# She said she's thinking about leaving....



## ewaiea (Sep 25, 2010)

My wife and I have had issues in our marriage which is a little over 2 years old. We've been together for 3 years. She has a daughter from a previous marriage - I have come a long way throughout this time to accept her daughter into my life. A couple of times we almost split up because of our differences on raising her kid.

I should state I had a vasectomy at age 27 and don't want to have kids of my own. 

My wife recently got back from a trip to see her sister - instead of being happy to see me when she got back she talked to a therepist and now wants to perhaps move out of state and end it. She hasn't decided if that's what she'll do yet.

I've put her in this place before but I insisted that we seek help which we did and it did help. But now she says I'm not the husband she thought I was and we might be better off apart. 

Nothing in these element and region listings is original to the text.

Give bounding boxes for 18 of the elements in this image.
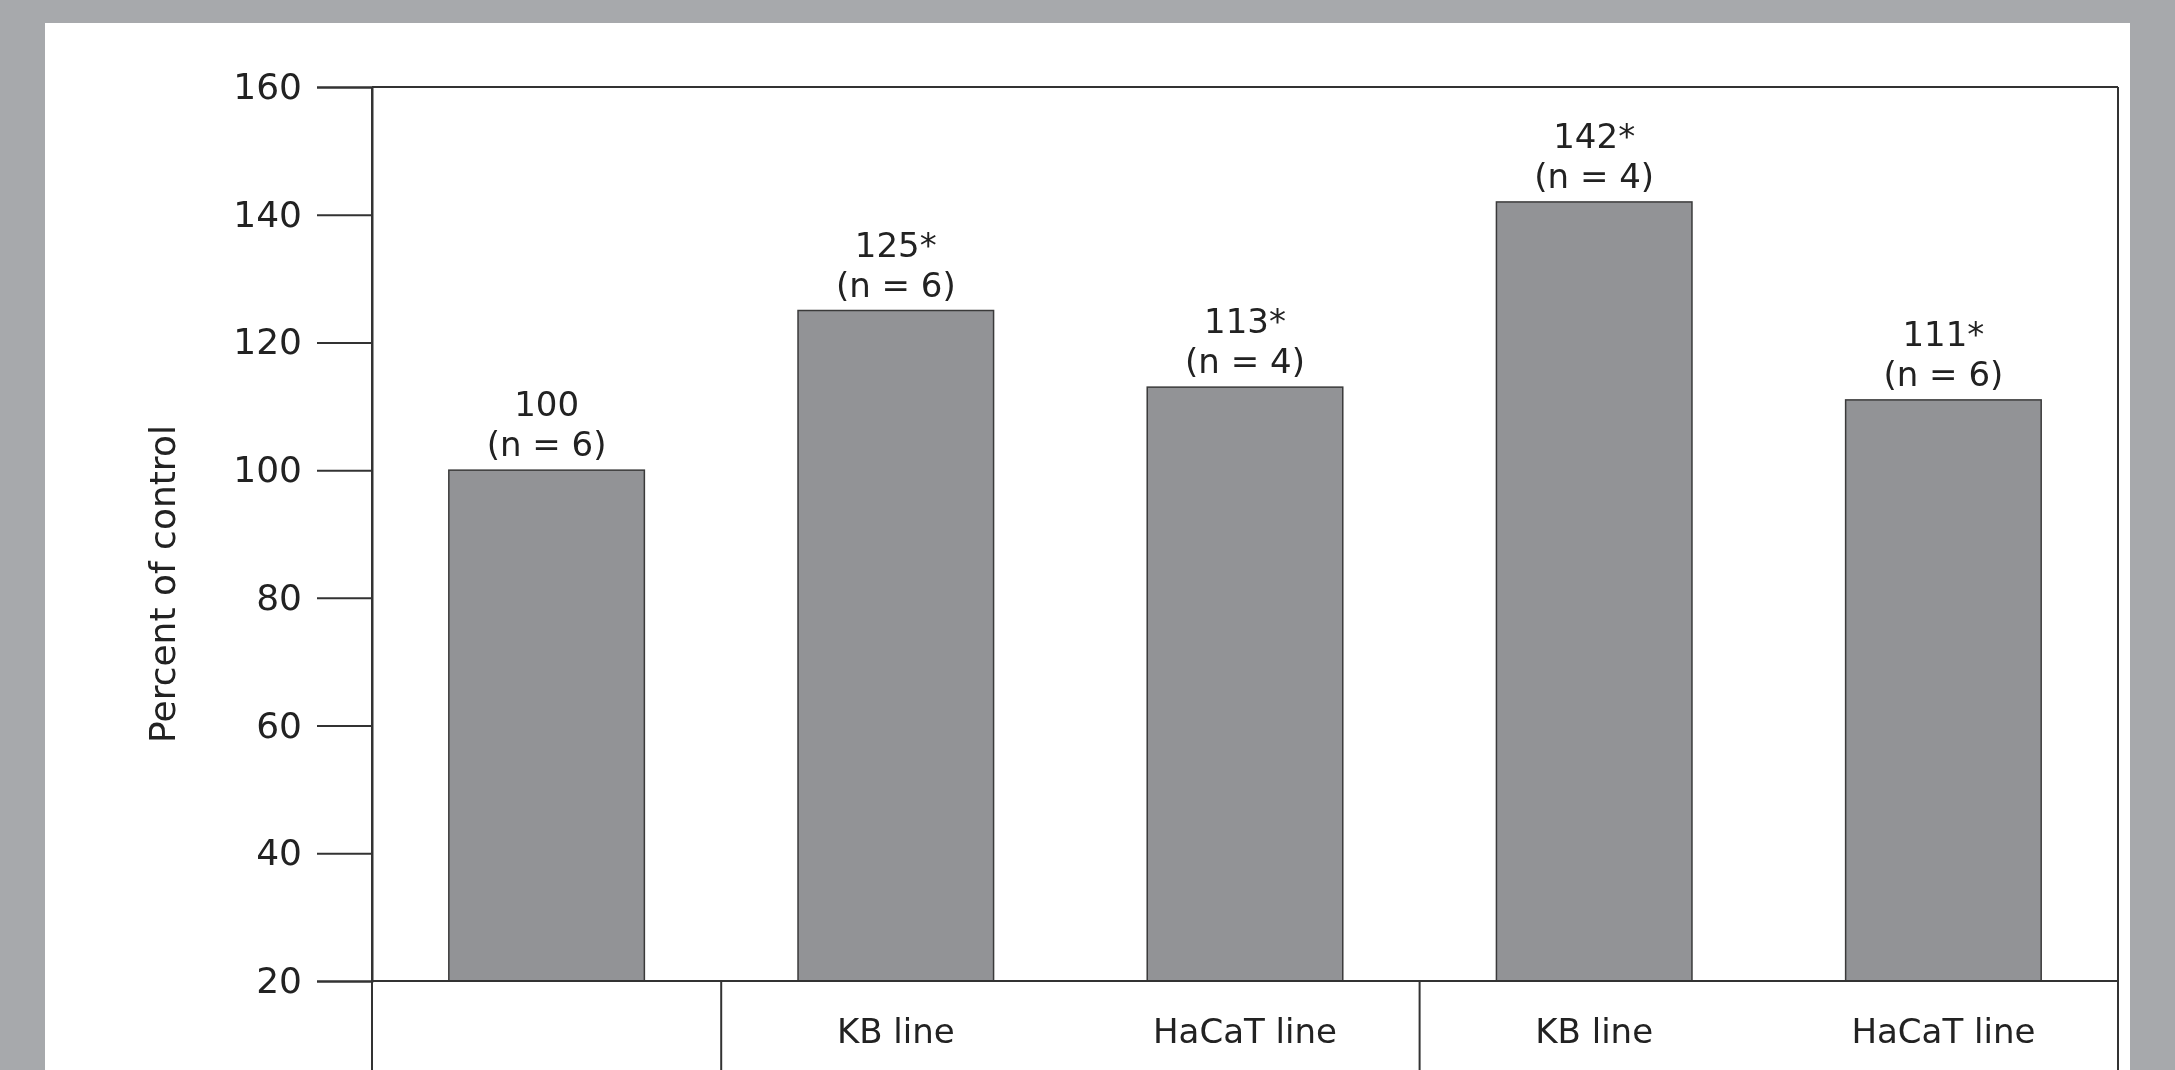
y-tick-label: 40 <box>256 832 302 874</box>
x-tick-label: KB line <box>1535 1010 1654 1051</box>
y-tick-label: 20 <box>256 960 302 1002</box>
y-tick-label: 100 <box>233 449 302 491</box>
y-tick-label: 160 <box>233 66 302 108</box>
y-tick-label: 120 <box>233 321 302 363</box>
data-label: 111* (n = 6) <box>1883 313 2004 394</box>
data-label: 142* (n = 4) <box>1534 115 1655 196</box>
y-tick-label: 140 <box>233 193 302 235</box>
x-tick-label: KB line <box>836 1010 955 1051</box>
y-tick-label: 60 <box>256 704 302 746</box>
y-axis-title: Percent of control <box>142 425 183 743</box>
data-label: 100 (n = 6) <box>486 384 607 465</box>
x-tick-label: HaCaT line <box>1153 1010 1337 1051</box>
y-tick-label: 80 <box>256 576 302 618</box>
data-label: 113* (n = 4) <box>1185 301 1305 382</box>
x-tick-label: HaCaT line <box>1851 1010 2036 1051</box>
data-label: 125* (n = 6) <box>835 224 956 305</box>
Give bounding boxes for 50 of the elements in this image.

How long should I give her to make up her mind?


----------



## troubledd (Sep 29, 2010)

Hi ewaiea, the answer is always communication and not fighting. So you have to listen and not pass judgement or be insulted or get angry. That will push her away. Once you get it all out of her and deal with your own feelings about it, come back to her and tell her you're willing to work on your issues. Of course you will have to try to make these changes in a true way otherwise you are fooling yourself that this will not happen all over again. My two cents. When you say that you've come a long way in accepting her daughter, this may be part of the problem obviously. She wants both of them to be accepted whole heartedly not just her.


----------



## Brioli (Sep 6, 2010)

troubledd said:


> Hi ewaiea, the answer is always communication and not fighting. So you have to listen and not pass judgement or be insulted or get angry. That will push her away. Once you get it all out of her and deal with your own feelings about it, come back to her and tell her you're willing to work on your issues. Of course you will have to try to make these changes in a true way otherwise you are fooling yourself that this will not happen all over again. My two cents. When you say that you've come a long way in accepting her daughter, this may be part of the problem obviously. She wants both of them to be accepted whole heartedly not just her.


Well said, well said...


----------